Irma Tarín destaca a su tío Jacobo, el jefe de cocina de El Farallón, su cocina es la representación de la cocina tradicional sinaloense en pescados y mariscos, y afirma que “nadie sabe más que él”.

“Es un máster. Lo que le preguntes él lo sabe todo, él me ha enseñado todo lo que sé de estos productos del mar, y ha sido una oportunidad de oro que me enseñara mi tío Jacobo”.

Una de las creaciones más famosas de El Farallón es el Jurel estilo Caguama, considerado uno de los platillos más tradicionales que prepara su tío.

La chef creativa de El Farallón asegura que encuentra su inspiración en su viajes, donde prueba todo lo que halla en mercados, restaurantes callejeros, y elige lo que me gusta a ella.

“Primero lo preparo para mí y después decido si es para El Farallón. También hago investigaciones, cómo se prepara una salsa o platillo, me voy a la receta original y veo cómo lo puedo explotar dándole el toque regional”, detalla.

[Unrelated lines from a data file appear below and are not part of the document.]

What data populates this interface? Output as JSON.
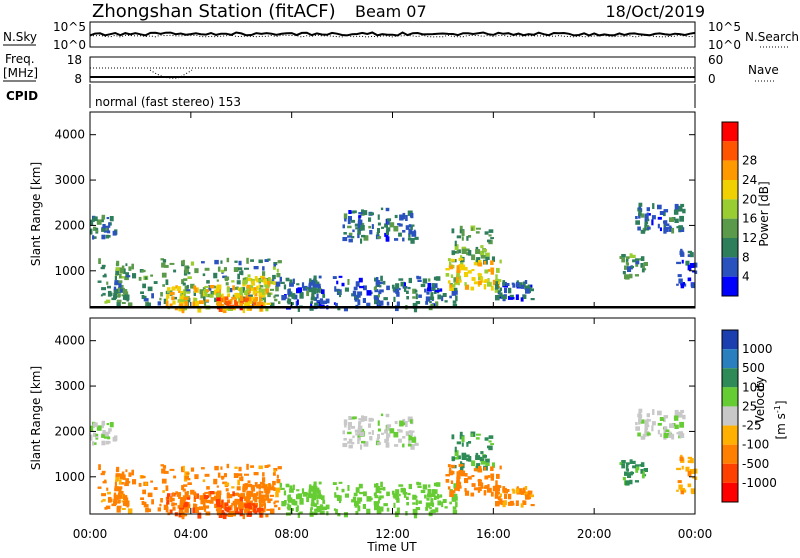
{
  "header": {
    "station_title": "Zhongshan Station (fitACF)",
    "beam": "Beam 07",
    "date": "18/Oct/2019"
  },
  "top_panels": {
    "nsky_label": "N.Sky",
    "nsky_tick_top": "10^5",
    "nsky_tick_bottom": "10^0",
    "nsearch_label": "N.Search",
    "nsearch_tick_top": "10^5",
    "nsearch_tick_bottom": "10^0",
    "freq_label": "Freq.",
    "freq_unit": "[MHz]",
    "freq_tick_top": "18",
    "freq_tick_bottom": "8",
    "nave_label": "Nave",
    "nave_tick_top": "60",
    "nave_tick_bottom": "0",
    "cpid_label": "CPID",
    "cpid_value": "normal (fast stereo) 153"
  },
  "axes": {
    "ylabel": "Slant Range [km]",
    "y_ticks": [
      "1000",
      "2000",
      "3000",
      "4000"
    ],
    "xlabel": "Time UT",
    "x_ticks": [
      "00:00",
      "04:00",
      "08:00",
      "12:00",
      "16:00",
      "20:00",
      "00:00"
    ]
  },
  "colorbars": {
    "power_label": "Power [dB]",
    "power_ticks": [
      "4",
      "8",
      "12",
      "16",
      "20",
      "24",
      "28"
    ],
    "power_colors": [
      "#0000ff",
      "#2a52be",
      "#2e7d5b",
      "#5a9a4a",
      "#9acd32",
      "#f0d000",
      "#ff9900",
      "#ff5500",
      "#ff0000"
    ],
    "velocity_label": "Velocity",
    "velocity_unit": "[m s",
    "velocity_unit_exp": "-1",
    "velocity_unit_end": "]",
    "velocity_ticks": [
      "1000",
      "500",
      "100",
      "25",
      "-25",
      "-100",
      "-500",
      "-1000"
    ],
    "velocity_colors": [
      "#1c3fb0",
      "#2a7fbf",
      "#2e8b57",
      "#66cc33",
      "#c8c8c8",
      "#ffb000",
      "#ff8000",
      "#ff4000",
      "#ff0000"
    ]
  },
  "chart_data": {
    "type": "heatmap",
    "x_range_hours": [
      0,
      24
    ],
    "y_range_km": [
      180,
      4500
    ],
    "patches": [
      {
        "t0": 0.0,
        "t1": 1.0,
        "r0": 1750,
        "r1": 2250,
        "power": 10,
        "velocity": 15
      },
      {
        "t0": 0.3,
        "t1": 7.5,
        "r0": 300,
        "r1": 1300,
        "power": 12,
        "velocity": -150
      },
      {
        "t0": 3.0,
        "t1": 7.0,
        "r0": 180,
        "r1": 700,
        "power": 22,
        "velocity": -400
      },
      {
        "t0": 5.0,
        "t1": 6.8,
        "r0": 180,
        "r1": 450,
        "power": 28,
        "velocity": -600
      },
      {
        "t0": 6.0,
        "t1": 7.3,
        "r0": 500,
        "r1": 900,
        "power": 20,
        "velocity": -250
      },
      {
        "t0": 7.5,
        "t1": 14.5,
        "r0": 200,
        "r1": 900,
        "power": 8,
        "velocity": 60
      },
      {
        "t0": 10.0,
        "t1": 13.0,
        "r0": 1700,
        "r1": 2400,
        "power": 8,
        "velocity": 10
      },
      {
        "t0": 14.3,
        "t1": 16.0,
        "r0": 1200,
        "r1": 2000,
        "power": 14,
        "velocity": 120
      },
      {
        "t0": 14.0,
        "t1": 16.3,
        "r0": 600,
        "r1": 1300,
        "power": 22,
        "velocity": -300
      },
      {
        "t0": 16.0,
        "t1": 17.5,
        "r0": 400,
        "r1": 800,
        "power": 6,
        "velocity": -120
      },
      {
        "t0": 21.5,
        "t1": 23.5,
        "r0": 1900,
        "r1": 2500,
        "power": 8,
        "velocity": 10
      },
      {
        "t0": 21.0,
        "t1": 22.0,
        "r0": 900,
        "r1": 1400,
        "power": 12,
        "velocity": 150
      },
      {
        "t0": 23.2,
        "t1": 24.0,
        "r0": 700,
        "r1": 1500,
        "power": 6,
        "velocity": -80
      }
    ]
  }
}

Irma Tarín se encarga de supervisar las cocinas tanto de Los Mochis, como de Culiacán y Hermosillo

“Es mi principal labor ahorita. Yo pensaba que me había equivocado de carrera cuando estudié psicología organizacional, dije ‘Uy, hubiera estudiado chef, ya vi que esto era lo que me gustaba’, pero cuando llegué a trabajar aquí, si te soy bien honesta, hay días que las técnicas culinarias no las uso tanto como lo que aprendí sobre el manejo de los recursos humanos porque es un rollo manejar gente y en la industria del restaurante es muy peculiar en ese sentido, este tema”

¿A qué sabe Sinaloa?

Para Irma Tarín, Sinaloa sabe a gente trabajadora. “Yo creo que el sinaloense es muy trabajador y eso hace que Sinaloa sepa rico, porque sabe a mar, sabe ácido, sabe a limón, nos gusta mucho el limón a los sinaloenses; sabe a calidez, a casa sabe a muchas cosas”.